”Gitmo for Dumbo” Gets the Greenlight at LA Zoo

Despite celebrity protests, council panel lets pachyderm project move forward

The Los Angeles City Council won't interfere with "Gitmo for Dumbo."

Despite a fierce debate that has celebrities taking sides, a City Council panel decided last night to proceed with a proposed $40 million elephant enclosure at the Los Angeles Zoo.

Betty White wants to keep elephants in the zoo. Lily Tomlin passionately disagrees, declaring that "the word zoo is elephant-speak for Guantanamo."

Earlier in the day, celebrity animal activists Tomlin, Bob Barker, Robert Culp and Kathryn Joosten held a news conference requesting that the city scrap the project in favor of a larger 60-acre sanctuary where the elephants could roam freely outside the zoo.

"They are suffering and being tortured on a daily basis just by virtue of their confinement," Tomlin said.

The city panel met for about three hours and declined to take a vote that would have sent a proposal to halt the zoo project to the full council for consideration.

Councilman Tom LaBonge, who chairs the committee, said he favors the proposed 6-acre "Pachyderm Forest" enclosure.

"The work that is necessary to do this is taken very seriously," he said. "This new exhibit will make a difference in the quality of the housing for these elephants. The committee has recommended that the project continue."

Tomlin and Barker joined Councilman Tony Cardenas in opposing the enclosure. Cardenas said the exhibit is too small and instead wants funding for a larger sanctuary in the San Fernando Valley.

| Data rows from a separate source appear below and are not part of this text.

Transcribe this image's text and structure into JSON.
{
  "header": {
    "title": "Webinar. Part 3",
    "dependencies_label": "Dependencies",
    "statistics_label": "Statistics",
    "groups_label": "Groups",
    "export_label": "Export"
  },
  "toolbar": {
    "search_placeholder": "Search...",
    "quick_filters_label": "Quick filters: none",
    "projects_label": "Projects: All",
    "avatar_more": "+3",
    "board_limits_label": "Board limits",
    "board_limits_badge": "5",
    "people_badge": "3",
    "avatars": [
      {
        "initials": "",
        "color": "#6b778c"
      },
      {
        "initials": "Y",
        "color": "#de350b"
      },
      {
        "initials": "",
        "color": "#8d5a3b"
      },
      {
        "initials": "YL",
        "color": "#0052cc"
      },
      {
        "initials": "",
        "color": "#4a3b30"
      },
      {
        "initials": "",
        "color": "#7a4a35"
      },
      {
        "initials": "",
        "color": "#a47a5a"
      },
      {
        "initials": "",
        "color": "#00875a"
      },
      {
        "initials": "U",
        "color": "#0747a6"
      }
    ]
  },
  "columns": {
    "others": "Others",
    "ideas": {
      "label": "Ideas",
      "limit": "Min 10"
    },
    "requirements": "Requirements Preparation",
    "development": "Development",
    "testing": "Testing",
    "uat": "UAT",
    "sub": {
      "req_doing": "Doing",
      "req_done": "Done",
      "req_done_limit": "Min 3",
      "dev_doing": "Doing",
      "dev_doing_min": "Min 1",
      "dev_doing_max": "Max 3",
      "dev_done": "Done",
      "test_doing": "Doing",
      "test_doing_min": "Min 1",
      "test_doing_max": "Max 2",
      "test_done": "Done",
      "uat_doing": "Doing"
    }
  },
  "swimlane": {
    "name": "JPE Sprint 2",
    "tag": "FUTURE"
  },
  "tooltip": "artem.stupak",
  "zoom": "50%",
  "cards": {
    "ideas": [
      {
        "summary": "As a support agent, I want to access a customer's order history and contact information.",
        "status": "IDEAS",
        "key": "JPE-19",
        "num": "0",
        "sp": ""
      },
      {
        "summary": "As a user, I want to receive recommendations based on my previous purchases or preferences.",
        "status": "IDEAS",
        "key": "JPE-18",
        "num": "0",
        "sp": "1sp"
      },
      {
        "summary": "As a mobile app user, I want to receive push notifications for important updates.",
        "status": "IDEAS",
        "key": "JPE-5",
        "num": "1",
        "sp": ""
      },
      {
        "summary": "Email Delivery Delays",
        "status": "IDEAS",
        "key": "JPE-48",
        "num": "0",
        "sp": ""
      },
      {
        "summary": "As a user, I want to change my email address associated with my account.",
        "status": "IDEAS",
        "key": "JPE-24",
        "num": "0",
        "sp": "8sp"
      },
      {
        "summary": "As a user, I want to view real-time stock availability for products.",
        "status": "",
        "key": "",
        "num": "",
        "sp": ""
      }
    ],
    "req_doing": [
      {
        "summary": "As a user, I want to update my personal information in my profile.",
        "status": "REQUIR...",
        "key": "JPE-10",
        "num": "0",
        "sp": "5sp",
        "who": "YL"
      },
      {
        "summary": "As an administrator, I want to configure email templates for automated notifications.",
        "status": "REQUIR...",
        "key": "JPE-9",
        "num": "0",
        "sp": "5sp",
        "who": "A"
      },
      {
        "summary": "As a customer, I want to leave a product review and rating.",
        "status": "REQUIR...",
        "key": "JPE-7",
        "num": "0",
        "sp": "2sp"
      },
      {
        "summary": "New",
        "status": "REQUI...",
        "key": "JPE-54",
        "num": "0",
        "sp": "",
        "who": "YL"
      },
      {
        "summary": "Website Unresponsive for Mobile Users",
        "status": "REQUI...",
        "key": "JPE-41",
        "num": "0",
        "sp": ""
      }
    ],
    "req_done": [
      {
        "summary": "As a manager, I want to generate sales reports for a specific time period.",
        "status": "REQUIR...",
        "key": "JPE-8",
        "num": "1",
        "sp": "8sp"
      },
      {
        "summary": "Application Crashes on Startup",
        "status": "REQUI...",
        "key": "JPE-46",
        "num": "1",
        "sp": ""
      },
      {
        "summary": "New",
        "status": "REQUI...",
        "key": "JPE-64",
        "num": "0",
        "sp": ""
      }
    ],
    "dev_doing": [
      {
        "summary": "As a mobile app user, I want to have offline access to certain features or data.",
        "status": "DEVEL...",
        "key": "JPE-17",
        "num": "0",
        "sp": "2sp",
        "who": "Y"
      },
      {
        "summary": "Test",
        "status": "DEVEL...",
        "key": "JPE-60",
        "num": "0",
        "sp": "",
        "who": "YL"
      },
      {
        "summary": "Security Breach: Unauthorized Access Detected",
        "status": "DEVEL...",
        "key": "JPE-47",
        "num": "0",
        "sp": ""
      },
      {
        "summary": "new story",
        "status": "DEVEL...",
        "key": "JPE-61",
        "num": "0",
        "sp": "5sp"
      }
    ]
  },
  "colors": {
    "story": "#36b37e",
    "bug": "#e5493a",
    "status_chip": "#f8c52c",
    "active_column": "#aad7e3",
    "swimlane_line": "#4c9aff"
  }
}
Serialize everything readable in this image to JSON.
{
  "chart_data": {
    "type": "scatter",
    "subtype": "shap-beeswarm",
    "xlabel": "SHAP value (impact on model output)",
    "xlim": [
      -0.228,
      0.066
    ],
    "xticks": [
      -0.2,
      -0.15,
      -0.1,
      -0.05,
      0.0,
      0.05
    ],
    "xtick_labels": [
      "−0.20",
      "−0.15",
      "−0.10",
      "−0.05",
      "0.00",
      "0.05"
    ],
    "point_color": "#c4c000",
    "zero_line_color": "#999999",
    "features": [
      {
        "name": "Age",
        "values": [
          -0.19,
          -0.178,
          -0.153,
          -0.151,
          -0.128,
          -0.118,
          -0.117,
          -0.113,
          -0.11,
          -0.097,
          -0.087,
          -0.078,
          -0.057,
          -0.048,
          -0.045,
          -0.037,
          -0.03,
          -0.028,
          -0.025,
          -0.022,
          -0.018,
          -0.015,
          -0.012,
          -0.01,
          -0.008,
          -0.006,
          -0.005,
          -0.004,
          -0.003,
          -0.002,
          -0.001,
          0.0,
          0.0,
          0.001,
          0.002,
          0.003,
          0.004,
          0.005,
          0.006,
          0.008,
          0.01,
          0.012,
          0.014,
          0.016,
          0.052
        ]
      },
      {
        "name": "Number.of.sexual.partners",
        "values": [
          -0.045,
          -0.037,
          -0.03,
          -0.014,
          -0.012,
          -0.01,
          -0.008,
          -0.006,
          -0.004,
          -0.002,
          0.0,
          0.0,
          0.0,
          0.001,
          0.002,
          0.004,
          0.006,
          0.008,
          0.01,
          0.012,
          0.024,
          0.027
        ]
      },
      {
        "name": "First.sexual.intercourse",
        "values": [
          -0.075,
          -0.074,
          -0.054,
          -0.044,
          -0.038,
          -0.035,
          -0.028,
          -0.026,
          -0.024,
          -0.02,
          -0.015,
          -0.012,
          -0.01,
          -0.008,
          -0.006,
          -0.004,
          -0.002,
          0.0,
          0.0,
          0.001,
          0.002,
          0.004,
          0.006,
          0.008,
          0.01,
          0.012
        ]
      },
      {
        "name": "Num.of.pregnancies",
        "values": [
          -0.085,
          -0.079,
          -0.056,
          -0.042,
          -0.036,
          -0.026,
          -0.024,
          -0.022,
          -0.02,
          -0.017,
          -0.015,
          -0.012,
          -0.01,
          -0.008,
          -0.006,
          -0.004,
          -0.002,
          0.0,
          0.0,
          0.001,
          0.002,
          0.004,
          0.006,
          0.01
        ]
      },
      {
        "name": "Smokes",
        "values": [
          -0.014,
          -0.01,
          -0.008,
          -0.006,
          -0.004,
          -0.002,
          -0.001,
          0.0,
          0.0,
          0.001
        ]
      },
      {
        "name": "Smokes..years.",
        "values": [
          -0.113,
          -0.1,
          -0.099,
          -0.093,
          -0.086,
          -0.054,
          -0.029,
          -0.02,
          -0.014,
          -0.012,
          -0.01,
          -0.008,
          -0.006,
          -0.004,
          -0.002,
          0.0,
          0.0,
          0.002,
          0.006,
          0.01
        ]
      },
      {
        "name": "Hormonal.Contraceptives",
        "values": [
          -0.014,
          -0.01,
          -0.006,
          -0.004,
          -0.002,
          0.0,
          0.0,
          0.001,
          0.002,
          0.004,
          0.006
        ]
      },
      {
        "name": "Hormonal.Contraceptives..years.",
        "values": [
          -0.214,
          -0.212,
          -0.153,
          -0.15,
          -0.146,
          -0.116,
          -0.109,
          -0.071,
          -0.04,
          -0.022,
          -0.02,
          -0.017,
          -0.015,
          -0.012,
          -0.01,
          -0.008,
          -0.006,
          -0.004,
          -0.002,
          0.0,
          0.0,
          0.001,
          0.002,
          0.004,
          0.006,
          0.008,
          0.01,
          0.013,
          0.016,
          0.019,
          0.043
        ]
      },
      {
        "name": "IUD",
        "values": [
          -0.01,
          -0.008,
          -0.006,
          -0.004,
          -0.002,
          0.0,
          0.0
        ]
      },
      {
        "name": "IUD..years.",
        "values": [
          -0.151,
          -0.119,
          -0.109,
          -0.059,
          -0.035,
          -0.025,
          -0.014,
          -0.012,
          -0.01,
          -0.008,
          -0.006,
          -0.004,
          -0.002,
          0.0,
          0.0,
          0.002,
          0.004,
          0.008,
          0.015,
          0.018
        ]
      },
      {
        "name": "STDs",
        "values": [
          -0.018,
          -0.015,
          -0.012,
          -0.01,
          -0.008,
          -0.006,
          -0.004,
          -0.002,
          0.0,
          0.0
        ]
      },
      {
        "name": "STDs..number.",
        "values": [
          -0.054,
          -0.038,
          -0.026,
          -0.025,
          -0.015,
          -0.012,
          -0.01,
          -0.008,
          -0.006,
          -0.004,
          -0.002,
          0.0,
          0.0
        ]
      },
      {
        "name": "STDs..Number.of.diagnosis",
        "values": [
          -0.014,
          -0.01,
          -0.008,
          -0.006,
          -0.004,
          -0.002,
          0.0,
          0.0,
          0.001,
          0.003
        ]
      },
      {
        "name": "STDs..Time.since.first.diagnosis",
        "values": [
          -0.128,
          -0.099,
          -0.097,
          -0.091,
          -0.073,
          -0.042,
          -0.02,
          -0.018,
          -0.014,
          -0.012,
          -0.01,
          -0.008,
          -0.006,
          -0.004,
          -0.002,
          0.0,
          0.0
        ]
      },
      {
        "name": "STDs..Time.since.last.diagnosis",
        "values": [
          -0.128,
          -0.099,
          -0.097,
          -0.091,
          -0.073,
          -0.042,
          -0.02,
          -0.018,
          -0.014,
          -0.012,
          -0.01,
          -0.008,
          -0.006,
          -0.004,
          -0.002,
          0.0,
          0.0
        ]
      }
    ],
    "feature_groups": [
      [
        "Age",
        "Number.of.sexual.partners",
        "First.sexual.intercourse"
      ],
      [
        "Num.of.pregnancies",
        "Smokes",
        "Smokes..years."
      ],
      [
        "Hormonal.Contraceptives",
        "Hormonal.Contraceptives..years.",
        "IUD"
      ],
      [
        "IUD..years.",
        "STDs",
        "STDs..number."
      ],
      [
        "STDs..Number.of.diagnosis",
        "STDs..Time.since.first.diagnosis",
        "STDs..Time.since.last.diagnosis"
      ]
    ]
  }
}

Celebrities who want to remove the elephants from the zoo said living there can harm their health and shorten their lives. They argue the zoo's lone elephant, Billy, is often seen bobbing his head — a behavior they say is caused by the psychological stress of living in confinement.

Zoo Director John Lewis has countered that Billy has been bobbing his head since he was young, and while it was not usual behavior for most elephants, it is normal for Billy.

White, who has volunteered at the zoo for 40 years, told the committee that Billy will like the new exhibit.

"Billy, I guarantee you, is not suffering, and I know Billy perhaps better than a lot of people in this room," White said. "He will be a lot happier with the new elephant exhibit that we have worked so hard for. ... I beg of you please let us open this thing."